Last October, the White House also made a point of publicly correcting the dateline on a press release concerning an eulogy delivered by Obama at Shimon Peres’ funeral in Jerusalem. The press release was re-issued with the word “Israel” struck through.

Confusing signals

Will Trump take a different tack, or will he too relent on his embassy pledge now he is in office?

In an interview late on Thursday, Trump indicated that he was not in a hurry to approve the move. “I don’t want to talk about it yet. It’s too early,” he told Fox News.

The confusing signals from his officials since his inauguration more than a week ago have hinted at a clash behind the scenes, said Nathan Thrall, a Jerusalem-based analyst with the International Crisis Group, a conflict resolution think-tank.

“The truth is no one really knows what Trump will do, even veteran US diplomats,” he told Al Jazeera.

On the one hand, Trump and his closest advisers on the Middle East have gone out of their way to raise expectations. Trump has invested more political capital on the move taking place than his predecessors.

The difference in approach was underscored by his choice of ambassador to Israel. David Friedman, a former bankruptcy lawyer, is more an ideological partisan – an ally of the settlers – than a diplomat, noted Yossi Alpher, who served as an adviser to former Israeli prime minister Ehud Barak.

Fear of backlash

At the same time, however, Trump is certain to face strong institutional resistance from the US state department, said Thrall. Its officials have long opposed moving the embassy, fearing the consequences for US relations with the Arab world.

Last month, citing national security considerations, Obama signed a presidential waiver included in the Jerusalem Embassy Act to postpone for another six months the law’s implementation – as has happened without fail since it passed 22 years ago.

Trump could use Obama’s waiver to save face by delaying a decision until at least June, observed Goren.

It is possible too that, despite Israeli celebrations over Trump’s promise on the embassy, Netanyahu may prefer in the end to let the matter lie for a while.

“There seems to be an ambivalence among Netanyahu’s circle,” said Thrall. “On the one hand, he has a lot of problems on his plate at the moment [with a series of corruption investigations] and doesn’t need the possibility of triggering a conflagration in the region. And on the other, there’s no great gain for him. If the US moves the embassy, European states will not follow.”

That is how Palestinian officials and diplomats in Jerusalem appear to be reading recent comments from the administration. Shaath said: “We have signs that the administration has retreated a little. But it may simply be a delay. We can’t be sure.”

Hunt for work-around

A European diplomat based in Israel, speaking to Al Jazeera on condition of anonymity, said: “It looks like Trump’s bark may have been worse than his bite. But there’s still a danger that [US ambassador] Friedman and Netanyahu will find a work-around.”

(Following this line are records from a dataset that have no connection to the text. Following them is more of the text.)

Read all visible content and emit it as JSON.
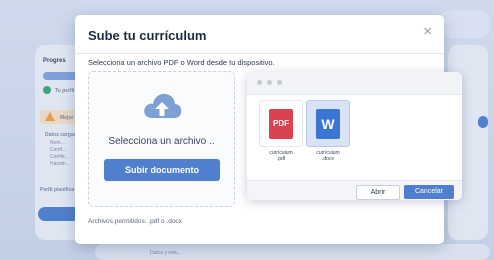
{
  "background": {
    "progress_label": "Progres",
    "item_1": "Tu perfil",
    "warning_label": "Mejor",
    "list_heading": "Datos cargados",
    "list_items": [
      "Nom...",
      "Certif...",
      "Certific...",
      "Harsim..."
    ],
    "profile_label": "Perfil planifica",
    "bottom_label": "Datos y rela..."
  },
  "modal": {
    "title": "Sube tu currículum",
    "subtitle": "Selecciona un archivo PDF o Word desde tu dispositivo.",
    "dropzone_label": "Selecciona un archivo ..",
    "upload_button": "Subir documento",
    "allowed_formats": "Archivos permitidos: .pdf o .docx"
  },
  "file_picker": {
    "files": [
      {
        "icon_text": "PDF",
        "name_line1": "currículum",
        "name_line2": ".pdf",
        "selected": false
      },
      {
        "icon_text": "W",
        "name_line1": "currículum",
        "name_line2": ".docx",
        "selected": true
      }
    ],
    "open_button": "Abrir",
    "cancel_button": "Cancelar"
  },
  "colors": {
    "accent": "#4f7fcd",
    "pdf": "#d9434f",
    "word": "#3b76d2"
  }
}
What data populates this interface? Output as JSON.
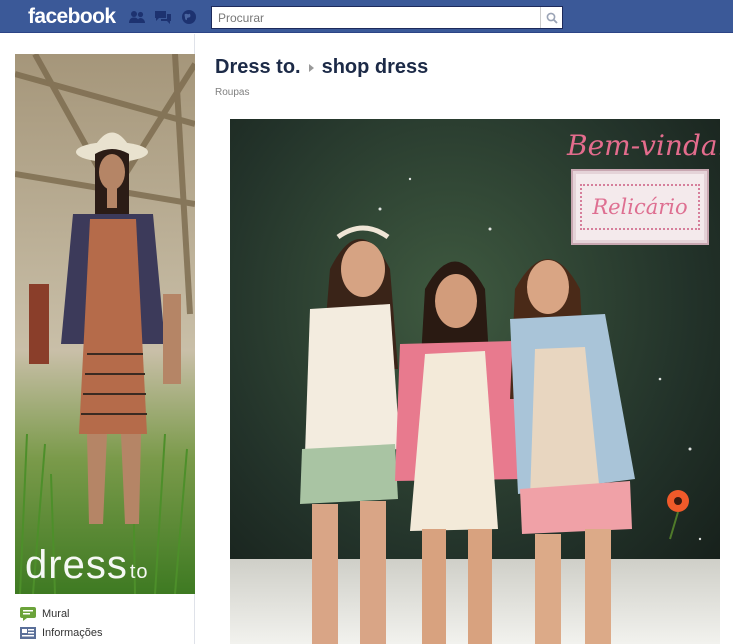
{
  "topbar": {
    "logo": "facebook",
    "search": {
      "placeholder": "Procurar",
      "value": ""
    },
    "jewels": [
      "friends-icon",
      "messages-icon",
      "notifications-globe-icon"
    ]
  },
  "left": {
    "brand_mark": "dress",
    "brand_mark_small": "to",
    "nav": [
      {
        "label": "Mural",
        "icon": "wall-icon"
      },
      {
        "label": "Informações",
        "icon": "info-icon"
      }
    ]
  },
  "main": {
    "breadcrumb": {
      "page": "Dress to.",
      "sub": "shop dress"
    },
    "category": "Roupas",
    "banner": {
      "greeting": "Bem-vinda!",
      "collection": "Relicário"
    }
  },
  "colors": {
    "fb_blue": "#3b5998",
    "title": "#1c2a47",
    "banner_pink": "#e46c8d"
  }
}
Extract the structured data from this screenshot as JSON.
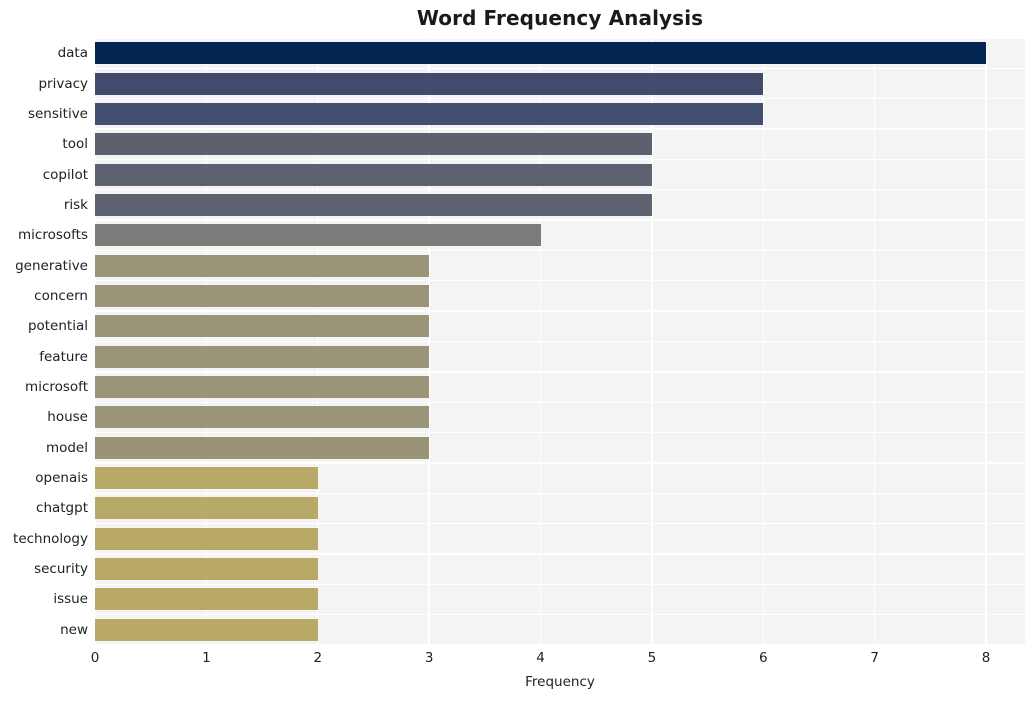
{
  "chart_data": {
    "type": "bar",
    "orientation": "horizontal",
    "title": "Word Frequency Analysis",
    "xlabel": "Frequency",
    "ylabel": "",
    "xlim": [
      0,
      8.35
    ],
    "xticks": [
      0,
      1,
      2,
      3,
      4,
      5,
      6,
      7,
      8
    ],
    "xtick_labels": [
      "0",
      "1",
      "2",
      "3",
      "4",
      "5",
      "6",
      "7",
      "8"
    ],
    "grid": true,
    "legend": false,
    "background": "#f4f4f4",
    "gridline_color": "#ffffff",
    "categories": [
      "data",
      "privacy",
      "sensitive",
      "tool",
      "copilot",
      "risk",
      "microsofts",
      "generative",
      "concern",
      "potential",
      "feature",
      "microsoft",
      "house",
      "model",
      "openais",
      "chatgpt",
      "technology",
      "security",
      "issue",
      "new"
    ],
    "values": [
      8,
      6,
      6,
      5,
      5,
      5,
      4,
      3,
      3,
      3,
      3,
      3,
      3,
      3,
      2,
      2,
      2,
      2,
      2,
      2
    ],
    "bar_colors": [
      "#04254f",
      "#424b6b",
      "#424f70",
      "#5c606f",
      "#5e6170",
      "#5e6170",
      "#7b7b79",
      "#9a9479",
      "#9a9479",
      "#9a9479",
      "#9a9479",
      "#9a9479",
      "#9a9479",
      "#999377",
      "#b8a968",
      "#b8a968",
      "#b8a968",
      "#b8a968",
      "#b8a968",
      "#b8a968"
    ]
  }
}
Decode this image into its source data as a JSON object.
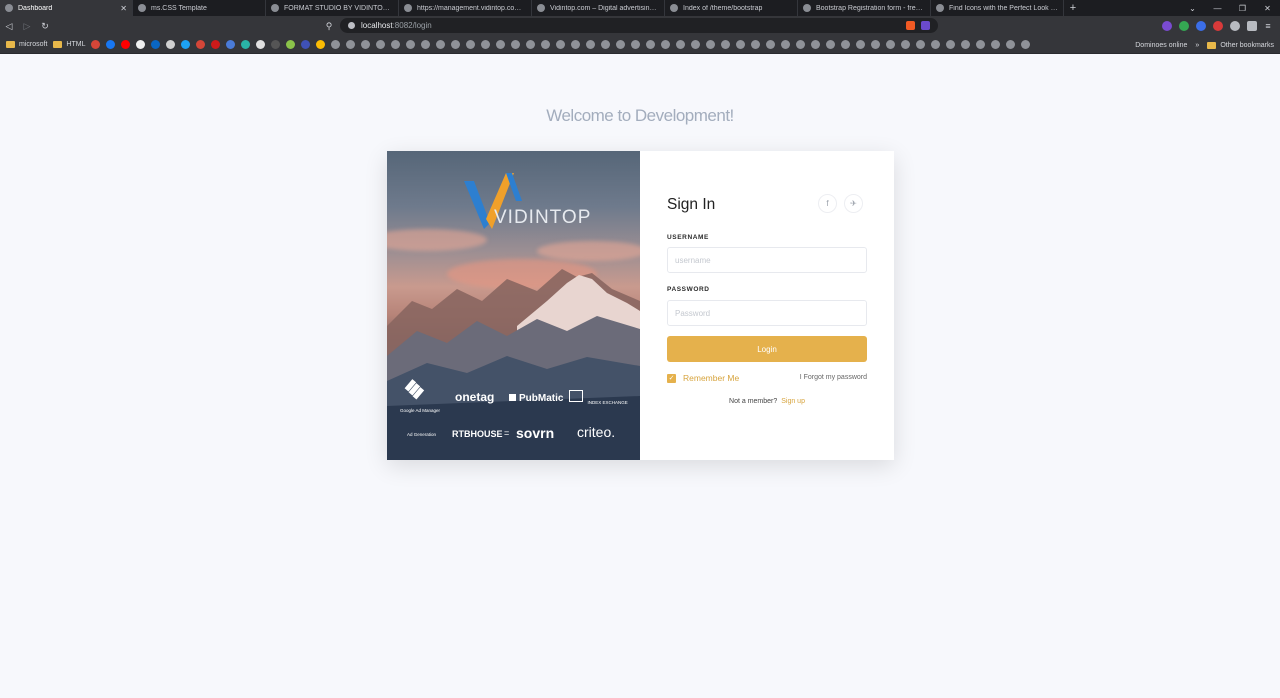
{
  "browser": {
    "tabs": [
      {
        "title": "Dashboard",
        "active": true
      },
      {
        "title": "ms.CSS Template",
        "active": false
      },
      {
        "title": "FORMAT STUDIO BY VIDINTOP.COM",
        "active": false
      },
      {
        "title": "https://management.vidintop.com/log",
        "active": false
      },
      {
        "title": "Vidintop.com – Digital advertising pla",
        "active": false
      },
      {
        "title": "Index of /theme/bootstrap",
        "active": false
      },
      {
        "title": "Bootstrap Registration form - free exa",
        "active": false
      },
      {
        "title": "Find Icons with the Perfect Look & Fe",
        "active": false
      }
    ],
    "url_host": "localhost",
    "url_path": ":8082/login",
    "bookmarks": {
      "microsoft": "microsoft",
      "html": "HTML",
      "dominoes": "Dominoes online",
      "overflow": "»",
      "other": "Other bookmarks"
    }
  },
  "page": {
    "welcome": "Welcome to Development!",
    "brand": "VIDINTOP",
    "partners": {
      "google": "Google Ad Manager",
      "onetag": "onetag",
      "pubmatic": "PubMatic",
      "index": "INDEX EXCHANGE",
      "adgeneration": "Ad Generation",
      "rtbhouse": "RTBHOUSE",
      "sovrn": "sovrn",
      "criteo": "criteo."
    }
  },
  "form": {
    "title": "Sign In",
    "username_label": "USERNAME",
    "username_placeholder": "username",
    "password_label": "PASSWORD",
    "password_placeholder": "Password",
    "login_label": "Login",
    "remember_label": "Remember Me",
    "remember_checked": true,
    "forgot_label": "I Forgot my password",
    "member_text": "Not a member?",
    "signup_label": "Sign up"
  },
  "colors": {
    "accent": "#e5b14c",
    "welcome_text": "#a3adbd",
    "page_bg": "#f7f8fc"
  }
}
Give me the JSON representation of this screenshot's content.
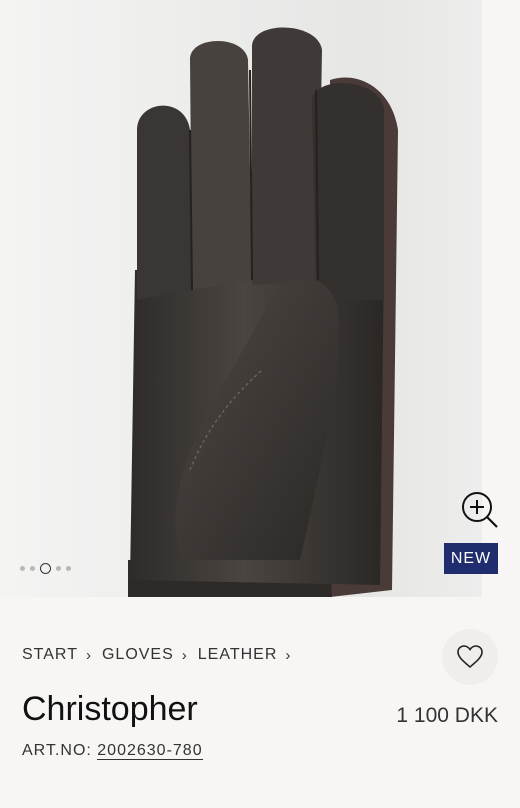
{
  "gallery": {
    "image_alt": "Christopher leather glove",
    "slide_count": 5,
    "active_slide": 3,
    "zoom_icon": "zoom-in-icon",
    "badge": "NEW",
    "badge_color": "#1f2c6e"
  },
  "breadcrumb": {
    "items": [
      "START",
      "GLOVES",
      "LEATHER"
    ]
  },
  "wishlist": {
    "icon": "heart-icon"
  },
  "product": {
    "name": "Christopher",
    "price": "1 100 DKK",
    "art_label": "ART.NO:",
    "art_number": "2002630-780"
  }
}
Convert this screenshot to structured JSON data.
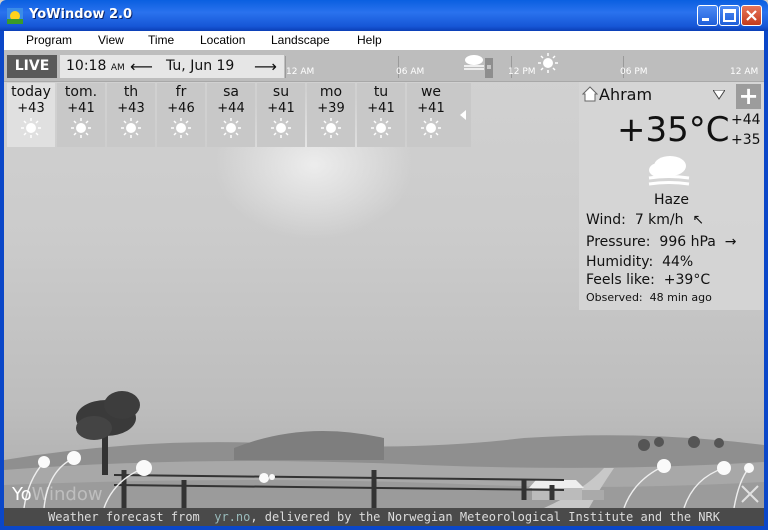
{
  "window": {
    "title": "YoWindow 2.0"
  },
  "menu": [
    "Program",
    "View",
    "Time",
    "Location",
    "Landscape",
    "Help"
  ],
  "timebar": {
    "live": "LIVE",
    "time": "10:18",
    "ampm": "AM",
    "date": "Tu, Jun 19",
    "ticks": [
      "12 AM",
      "06 AM",
      "12 PM",
      "06 PM",
      "12 AM"
    ]
  },
  "forecast": [
    {
      "day": "today",
      "temp": "+43"
    },
    {
      "day": "tom.",
      "temp": "+41"
    },
    {
      "day": "th",
      "temp": "+43"
    },
    {
      "day": "fr",
      "temp": "+46"
    },
    {
      "day": "sa",
      "temp": "+44"
    },
    {
      "day": "su",
      "temp": "+41"
    },
    {
      "day": "mo",
      "temp": "+39"
    },
    {
      "day": "tu",
      "temp": "+41"
    },
    {
      "day": "we",
      "temp": "+41"
    }
  ],
  "current": {
    "location": "Ahram",
    "temp": "+35°C",
    "high": "+44",
    "low": "+35",
    "condition": "Haze",
    "wind_label": "Wind:",
    "wind_value": "7 km/h",
    "pressure_label": "Pressure:",
    "pressure_value": "996 hPa",
    "humidity_label": "Humidity:",
    "humidity_value": "44%",
    "feels_label": "Feels like:",
    "feels_value": "+39°C",
    "observed_label": "Observed:",
    "observed_value": "48 min ago"
  },
  "branding": {
    "logo_a": "Yo",
    "logo_b": "Window"
  },
  "credit": {
    "prefix": "Weather forecast from",
    "link": "yr.no",
    "suffix": ", delivered by the Norwegian Meteorological Institute and the NRK"
  },
  "icons": {
    "sun": "sun-icon",
    "haze": "haze-icon",
    "home": "home-icon",
    "prev": "arrow-left-icon",
    "next": "arrow-right-icon",
    "dropdown": "chevron-down-icon"
  }
}
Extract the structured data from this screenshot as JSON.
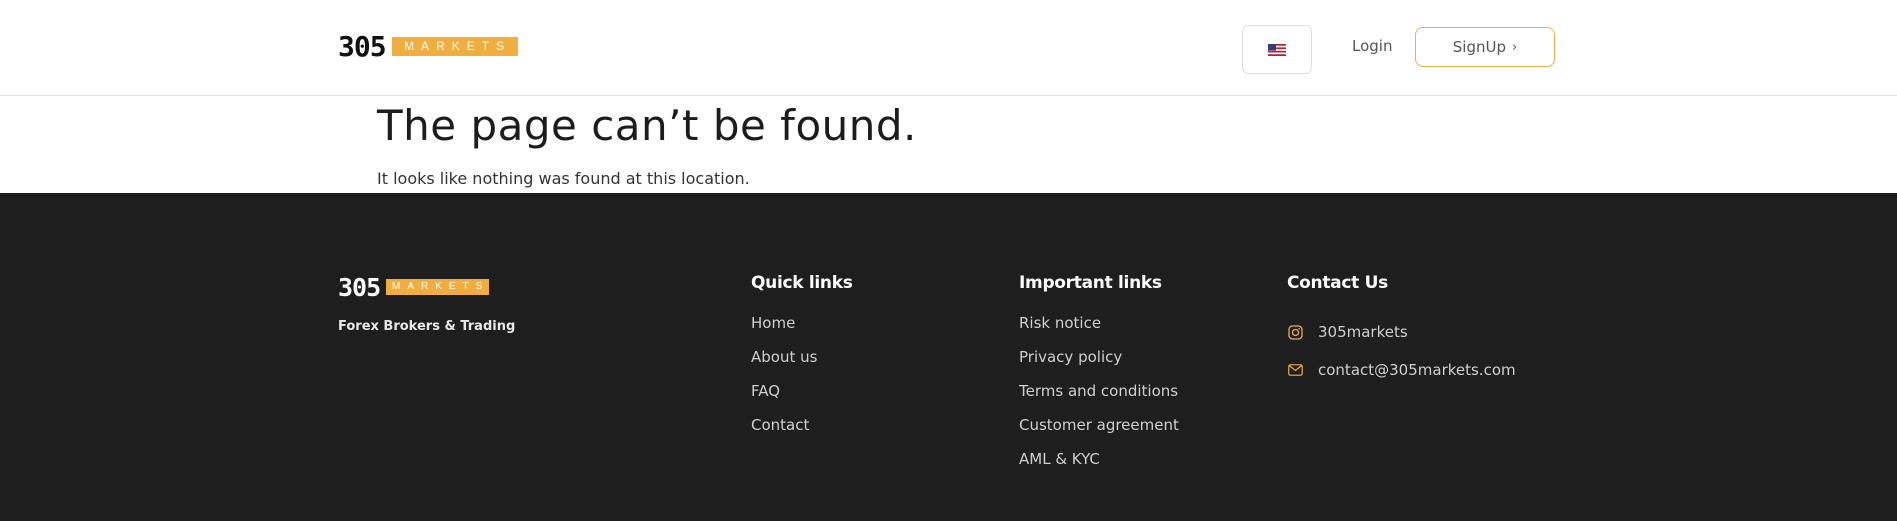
{
  "header": {
    "logo_digits": "305",
    "logo_word": "MARKETS",
    "language_icon": "us-flag-icon",
    "login_label": "Login",
    "signup_label": "SignUp",
    "signup_chevron": "›"
  },
  "main": {
    "title": "The page can’t be found.",
    "subtitle": "It looks like nothing was found at this location."
  },
  "footer": {
    "logo_digits": "305",
    "logo_word": "MARKETS",
    "tagline": "Forex Brokers & Trading",
    "quick_links": {
      "heading": "Quick links",
      "items": [
        "Home",
        "About us",
        "FAQ",
        "Contact"
      ]
    },
    "important_links": {
      "heading": "Important links",
      "items": [
        "Risk notice",
        "Privacy policy",
        "Terms and conditions",
        "Customer agreement",
        "AML & KYC"
      ]
    },
    "contact": {
      "heading": "Contact Us",
      "instagram_icon": "instagram-icon",
      "instagram": "305markets",
      "email_icon": "envelope-icon",
      "email": "contact@305markets.com"
    }
  },
  "colors": {
    "accent": "#f0ad40",
    "footer_bg": "#1e1e1e",
    "text_dark": "#1c1c1c"
  }
}
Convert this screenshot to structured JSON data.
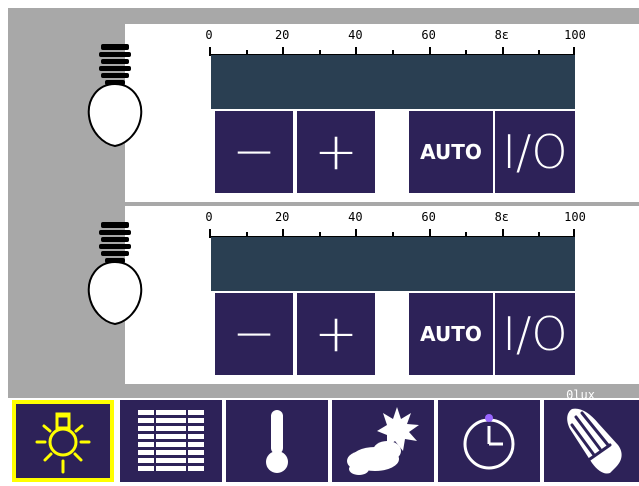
{
  "colors": {
    "frame": "#a8a8a8",
    "button": "#2d2258",
    "bar": "#2a3f52",
    "active_border": "#ffff00",
    "active_icon": "#ffff00",
    "icon": "#ffffff"
  },
  "scale": {
    "labels": [
      "0",
      "20",
      "40",
      "60",
      "8ε",
      "100"
    ]
  },
  "scale_2": {
    "labels": [
      "0",
      "20",
      "40",
      "60",
      "8ε",
      "100"
    ]
  },
  "channels": [
    {
      "level_fraction": 0.0,
      "minus_label": "−",
      "plus_label": "+",
      "auto_label": "AUTO",
      "power_label": "I/O"
    },
    {
      "level_fraction": 0.0,
      "minus_label": "−",
      "plus_label": "+",
      "auto_label": "AUTO",
      "power_label": "I/O"
    }
  ],
  "status": {
    "lux": "0lux"
  },
  "tabs": [
    {
      "icon": "light-bulb-icon",
      "active": true
    },
    {
      "icon": "blinds-icon",
      "active": false
    },
    {
      "icon": "thermometer-icon",
      "active": false
    },
    {
      "icon": "weather-icon",
      "active": false
    },
    {
      "icon": "clock-icon",
      "active": false
    },
    {
      "icon": "cleaning-hand-icon",
      "active": false
    }
  ]
}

Morton Klein, the head of the Zionist Organisation of American, one of Israel’s key Israel lobby groups in Washington, told the Haaretz daily last week that Friedman had told him he would work out of US offices in Jerusalem.

Alpher suggested a possible scenario might be for Friedman to take over a section of the US consulate in Jerusalem, which serves the occupied territories. The US embassy could then function separately in Tel Aviv.

“If American Jewish leaders are insistent that the embassy moves, I could see the [Trump] administration choosing that as a compromise,” he said.

Shaath said such a manoeuvre should fool no one. “We would not accept any sort of so-called compromise along those lines. If the ambassador is working from Jerusalem, then the embassy has moved – and we will fight it.”